Now, hours after UBS CEO Ralph Hamers and Chairman Axel Weber launched an apology tour to investors after revealing a surprise loss tied to Archegos, the FT reports that Archegos is finally preparing to officially file for bankruptcy protection as Credit Suisse and the other half dozen prime brokers who also worked with the fund threaten lawsuits to try and recover whatever they can to help compensate for the more than $10 billion in losses reported so far.
For the banks, this is now a push to recoup any losses that they can.

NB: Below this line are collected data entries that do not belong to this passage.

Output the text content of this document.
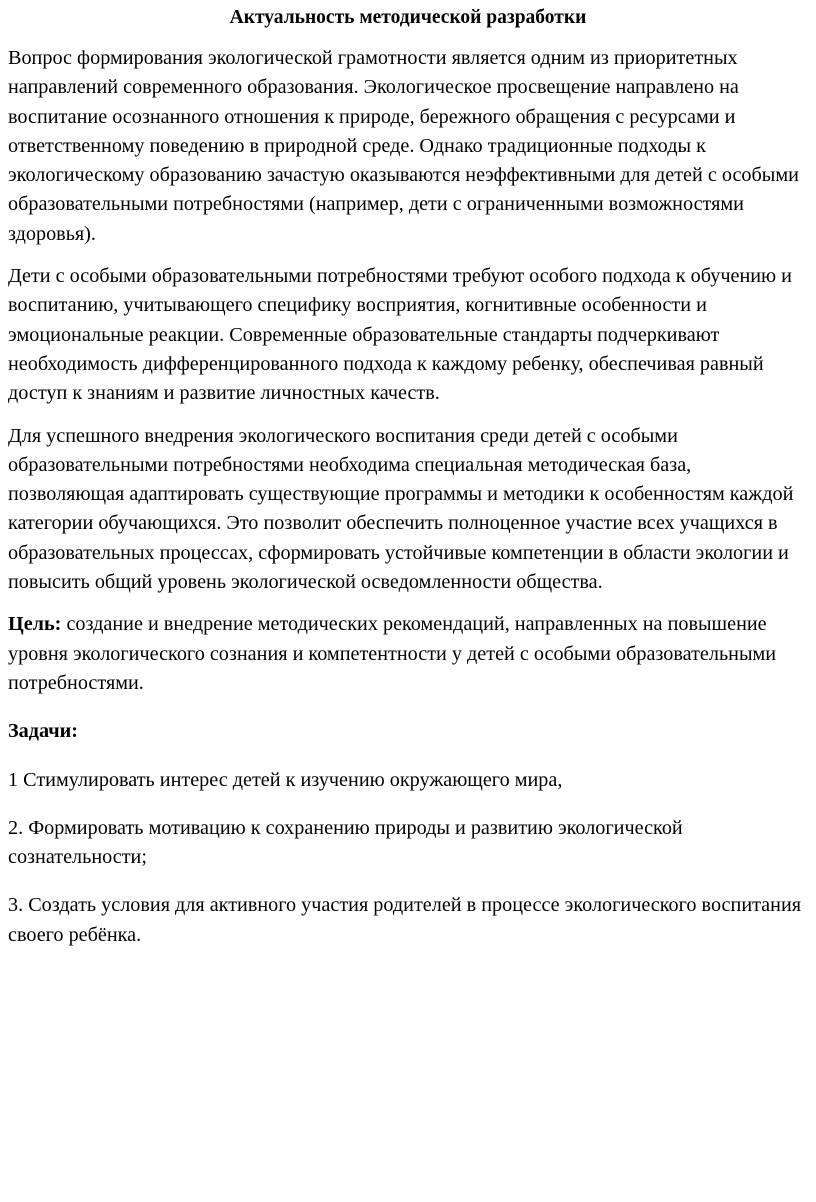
Актуальность методической разработки

Вопрос формирования экологической грамотности является одним из приоритетных направлений современного образования. Экологическое просвещение направлено на воспитание осознанного отношения к природе, бережного обращения с ресурсами и ответственному поведению в природной среде. Однако традиционные подходы к экологическому образованию зачастую оказываются неэффективными для детей с особыми образовательными потребностями (например, дети с ограниченными возможностями здоровья).

Дети с особыми образовательными потребностями требуют особого подхода к обучению и воспитанию, учитывающего специфику восприятия, когнитивные особенности и эмоциональные реакции. Современные образовательные стандарты подчеркивают необходимость дифференцированного подхода к каждому ребенку, обеспечивая равный доступ к знаниям и развитие личностных качеств.

Для успешного внедрения экологического воспитания среди детей с особыми образовательными потребностями необходима специальная методическая база, позволяющая адаптировать существующие программы и методики к особенностям каждой категории обучающихся. Это позволит обеспечить полноценное участие всех учащихся в образовательных процессах, сформировать устойчивые компетенции в области экологии и повысить общий уровень экологической осведомленности общества.

Цель: создание и внедрение методических рекомендаций, направленных на повышение уровня экологического сознания и компетентности у детей с особыми образовательными потребностями.

Задачи:
1 Стимулировать интерес детей к изучению окружающего мира,
2. Формировать мотивацию к сохранению природы и развитию экологической сознательности;
3. Создать условия для активного участия родителей в процессе экологического воспитания своего ребёнка.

According to the FT, the New York-based family office, infamously run by former Tiger Asia head Bill Hwang, has hired restructuring advisers to assess potential legal claims from banks and to plan for a winding down of its operations as it prepares to seek bankruptcy protection.
The biggest question for Archegos is whether it might have recourse for how its brokers unceremoniously dumped the fund’s positions, effectively forcing a firesale that send the fund’s assets to zero.
A person close to the situation said: “There is a question mark over how much the banks are entitled to claim and whether the fund has any recourse for the way the banks behaved when they dumped the stocks. It will come down to what indemnity was in the loan and swap agreements.”
“They have all lawyered up and threatened lawsuits,” the person added. “The banks are all going to claim as much as they possibly can.”
To be sure, it’s not exactly clear how much money the fund has left, though it reportedly had committed (with the same collateral being offered to multiple banks) all its roughly $10 billion in assets to derivatives trades that allowed the firm to take massive positions in companies including ViacomCBS without ever needing to disclose the stake.
All told, the six banks that served as prime brokers for Archegos – Credit Suisse, Nomura, Morgan Stanley, UBS, MUFG and Mizuho – have reported some $10 billion in losses so far.
Lenders are also reportedly investigating whether Hwang’s family office withheld or provided incorrect information about the scale of its borrowing from other prime brokers, with UBS reportedly investigating whether it was “fraudulently induced” to lend to Archegos.
The prime brokers are facing investigations of their own into their risk controls from regulators from the US to Switzerland.
US lawmakers have also pressed these banks to explain why they extended such large levels of credit to Hwang despite his former fund, Tiger Asia Management, being charged with insider trading by authorities in the US and Hong Kong.